What is the prototypical Prostaglandin (PGE1) Analogue?

Answer 34

Misoprostol

Question 35

Prostaglandin (PGE1) Analogue MOA

Answer 35

Synthetic analogue of PGE1, inhibits parietal cells via EP3 receptors

Enhance bicarbonate secretion, mucus production and blood flow within the gastric mucosa.

Question 36

PGE1 analogues have higher _____, ______ plasma t½ and _____ oral bioavailability compared to PGE1.

Answer 36

PGE1 analogues have higher potency, longer plasma t½ and increase oral bioavailability compared to PGE1.

Question 37

Side Effects of PGE1 analogues. When are their use contraindicated?

Answer 37

Diarrhea, may exacerbate inflammatory bowel disease,

Misoprostol (highly abortifacient) is contraindicated in pregnancy.

Question 38

Antacids MOA

Answer 38

Neutralize stomach acid to form water and salts.

Question 39

ADEs of Antacids

Answer 39

Constipation (aluminum) and diarrhea (magnesium)

Aluminum may bind phosphates in the GI, hypo-phosphatemia may lead to malaise, weakness and anorexia.

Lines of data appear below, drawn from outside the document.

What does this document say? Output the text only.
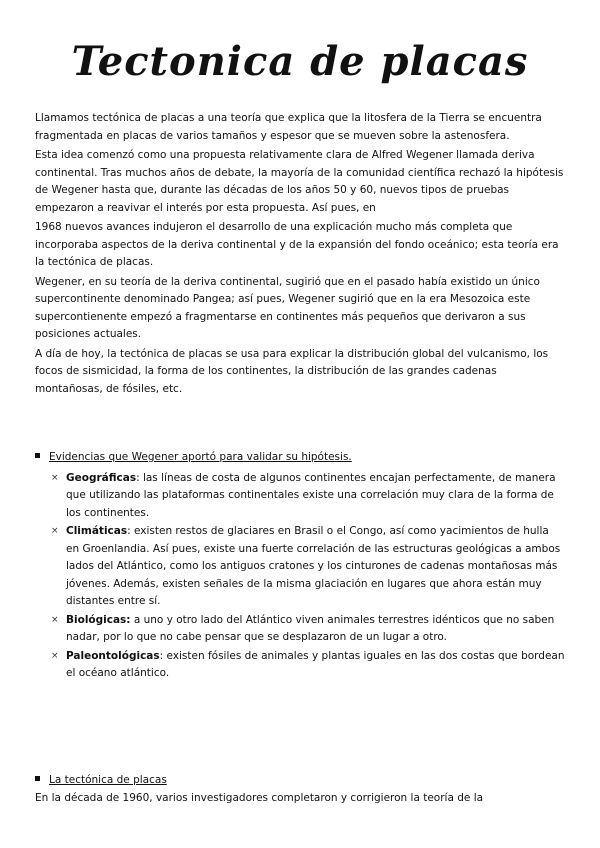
Tectonica de placas

Llamamos tectónica de placas a una teoría que explica que la litosfera de la Tierra se encuentra fragmentada en placas de varios tamaños y espesor que se mueven sobre la astenosfera.

Esta idea comenzó como una propuesta relativamente clara de Alfred Wegener llamada deriva continental. Tras muchos años de debate, la mayoría de la comunidad científica rechazó la hipótesis de Wegener hasta que, durante las décadas de los años 50 y 60, nuevos tipos de pruebas empezaron a reavivar el interés por esta propuesta. Así pues, en

1968 nuevos avances indujeron el desarrollo de una explicación mucho más completa que incorporaba aspectos de la deriva continental y de la expansión del fondo oceánico; esta teoría era la tectónica de placas.

Wegener, en su teoría de la deriva continental, sugirió que en el pasado había existido un único supercontinente denominado Pangea; así pues, Wegener sugirió que en la era Mesozoica este supercontienente empezó a fragmentarse en continentes más pequeños que derivaron a sus posiciones actuales.

A día de hoy, la tectónica de placas se usa para explicar la distribución global del vulcanismo, los focos de sismicidad, la forma de los continentes, la distribución de las grandes cadenas montañosas, de fósiles, etc.

Evidencias que Wegener aportó para validar su hipótesis.
× Geográficas: las líneas de costa de algunos continentes encajan perfectamente, de manera que utilizando las plataformas continentales existe una correlación muy clara de la forma de los continentes.
× Climáticas: existen restos de glaciares en Brasil o el Congo, así como yacimientos de hulla en Groenlandia. Así pues, existe una fuerte correlación de las estructuras geológicas a ambos lados del Atlántico, como los antiguos cratones y los cinturones de cadenas montañosas más jóvenes. Además, existen señales de la misma glaciación en lugares que ahora están muy distantes entre sí.
× Biológicas: a uno y otro lado del Atlántico viven animales terrestres idénticos que no saben nadar, por lo que no cabe pensar que se desplazaron de un lugar a otro.
× Paleontológicas: existen fósiles de animales y plantas iguales en las dos costas que bordean el océano atlántico.
La tectónica de placas
En la década de 1960, varios investigadores completaron y corrigieron la teoría de la
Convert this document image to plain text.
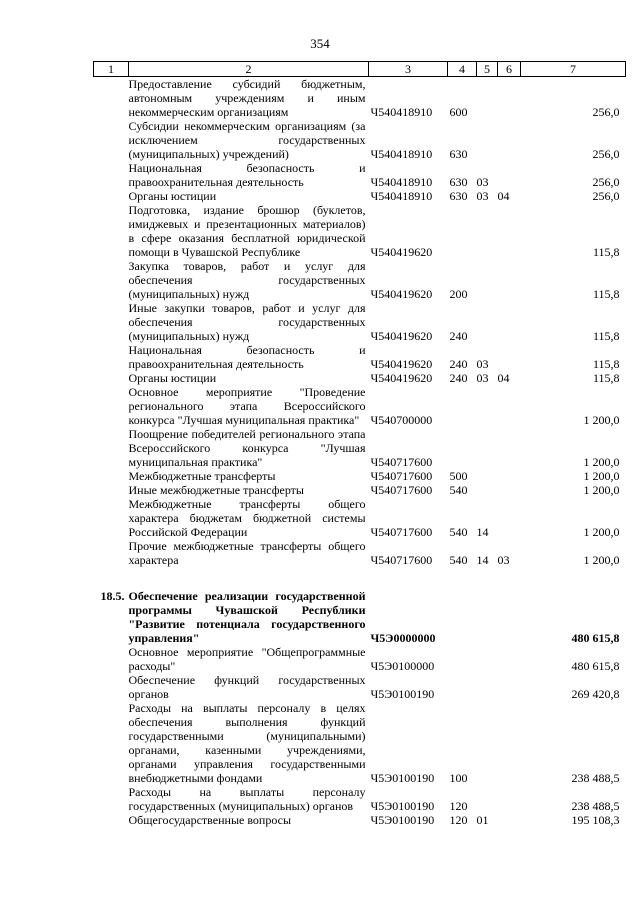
354
1	2	3	4	5	6	7
	Предоставление субсидий бюджетным, автономным учреждениям и иным некоммерческим организациям	Ч540418910	600			256,0
	Субсидии некоммерческим организациям (за исключением государственных (муниципальных) учреждений)	Ч540418910	630			256,0
	Национальная безопасность и правоохранительная деятельность	Ч540418910	630	03		256,0
	Органы юстиции	Ч540418910	630	03	04	256,0
	Подготовка, издание брошюр (буклетов, имиджевых и презентационных материалов) в сфере оказания бесплатной юридической помощи в Чувашской Республике	Ч540419620				115,8
	Закупка товаров, работ и услуг для обеспечения государственных (муниципальных) нужд	Ч540419620	200			115,8
	Иные закупки товаров, работ и услуг для обеспечения государственных (муниципальных) нужд	Ч540419620	240			115,8
	Национальная безопасность и правоохранительная деятельность	Ч540419620	240	03		115,8
	Органы юстиции	Ч540419620	240	03	04	115,8
	Основное мероприятие "Проведение регионального этапа Всероссийского конкурса "Лучшая муниципальная практика"	Ч540700000				1 200,0
	Поощрение победителей регионального этапа Всероссийского конкурса "Лучшая муниципальная практика"	Ч540717600				1 200,0
	Межбюджетные трансферты	Ч540717600	500			1 200,0
	Иные межбюджетные трансферты	Ч540717600	540			1 200,0
	Межбюджетные трансферты общего характера бюджетам бюджетной системы Российской Федерации	Ч540717600	540	14		1 200,0
	Прочие межбюджетные трансферты общего характера	Ч540717600	540	14	03	1 200,0

18.5.	Обеспечение реализации государственной программы Чувашской Республики "Развитие потенциала государственного управления"	Ч5Э0000000				480 615,8
	Основное мероприятие "Общепрограммные расходы"	Ч5Э0100000				480 615,8
	Обеспечение функций государственных органов	Ч5Э0100190				269 420,8
	Расходы на выплаты персоналу в целях обеспечения выполнения функций государственными (муниципальными) органами, казенными учреждениями, органами управления государственными внебюджетными фондами	Ч5Э0100190	100			238 488,5
	Расходы на выплаты персоналу государственных (муниципальных) органов	Ч5Э0100190	120			238 488,5
	Общегосударственные вопросы	Ч5Э0100190	120	01		195 108,3
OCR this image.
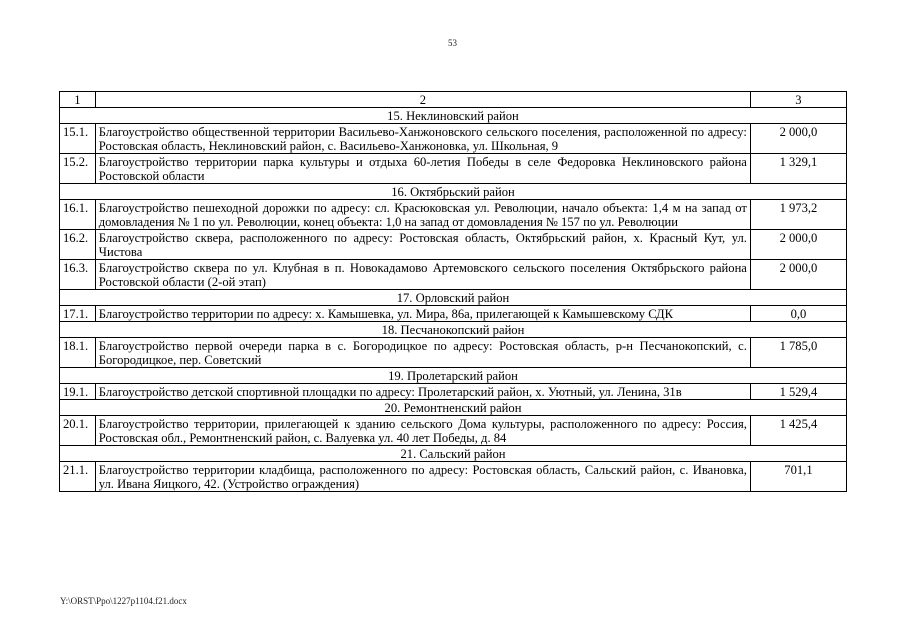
53
1	2	3
15. Неклиновский район		
15.1.	Благоустройство общественной территории Васильево-Ханжоновского сельского поселения, расположенной по адресу: Ростовская область, Неклиновский район, с. Васильево-Ханжоновка, ул. Школьная, 9	2 000,0
15.2.	Благоустройство территории парка культуры и отдыха 60-летия Победы в селе Федоровка Неклиновского района Ростовской области	1 329,1
16. Октябрьский район		
16.1.	Благоустройство пешеходной дорожки по адресу: сл. Красюковская ул. Революции, начало объекта: 1,4 м на запад от домовладения № 1 по ул. Революции, конец объекта: 1,0 на запад от домовладения № 157 по ул. Революции	1 973,2
16.2.	Благоустройство сквера, расположенного по адресу: Ростовская область, Октябрьский район, х. Красный Кут, ул. Чистова	2 000,0
16.3.	Благоустройство сквера по ул. Клубная в п. Новокадамово Артемовского сельского поселения Октябрьского района Ростовской области (2-ой этап)	2 000,0
17. Орловский район		
17.1.	Благоустройство территории по адресу: х. Камышевка, ул. Мира, 86а, прилегающей к Камышевскому СДК	0,0
18. Песчанокопский район		
18.1.	Благоустройство первой очереди парка в с. Богородицкое по адресу: Ростовская область, р-н Песчанокопский, с. Богородицкое, пер. Советский	1 785,0
19. Пролетарский район		
19.1.	Благоустройство детской спортивной площадки по адресу: Пролетарский район, х. Уютный, ул. Ленина, 31в	1 529,4
20. Ремонтненский район		
20.1.	Благоустройство территории, прилегающей к зданию сельского Дома культуры, расположенного по адресу: Россия, Ростовская обл., Ремонтненский район, с. Валуевка ул. 40 лет Победы, д. 84	1 425,4
21. Сальский район		
21.1.	Благоустройство территории кладбища, расположенного по адресу: Ростовская область, Сальский район, с. Ивановка, ул. Ивана Яицкого, 42. (Устройство ограждения)	701,1
Y:\ORST\Ppo\1227p1104.f21.docx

Magnesium antacids are contraindicated in patients with kidney diseases.

Question 40

What antacids has a dual use? What antacids should be cautioned in HTN or hypervolemic patients?

Answer 40

Dual uses for calcium carbonate: antacid and calcium supplement.

Sodium bicarbonate use require caution in hypertensive patients or in hypervolemia.

Question 41

Sucralfate MOA

Answer 41

Complex salt of sucrose, sulfate and aluminum hydroxide, minimal ability to alter pH.

Forms a viscous gel at low pH which binds to positively charged proteins, adheres to gastric epithelium.

Protect the gastric luminal surface from degradation by acid and pepsin.

Question 42

Side effects of Sucrafate

Answer 42

May cause constipation, bind to drugs e.g. quinolones, phenytoin, and warfarin and limit their absorption.

Question 43

Colloidal Bismuth MOA

Answer 43

Combine with glycoproteins, and mucus to form a barrier that protects ulcers from acid and pepsin.

Stimulates secretion of bicarbonate and prostaglandin.

Inhibits growth of H. pylori and helps to eradicate the infection.

Question 44

Anti-Cholinergic Agents Members

Answer 44

Dicyclomine (also known as dicycloverine), a muscarinic receptor antagonists used to decrease parietal acid secretion.

Question 45

Anti-Cholinergic Agents Indications and ADEs

Answer 45

Indications : For treatment of irritable bowel syndrome, less effective than PPIs or H2-blockers for reduction of acid secretion.

Adverse effects: Dry mouth, blurred vision, cardiac arrhythmias and urinary retention. Delirium may occur with high doses.

May cause rapid increases in libido after administration.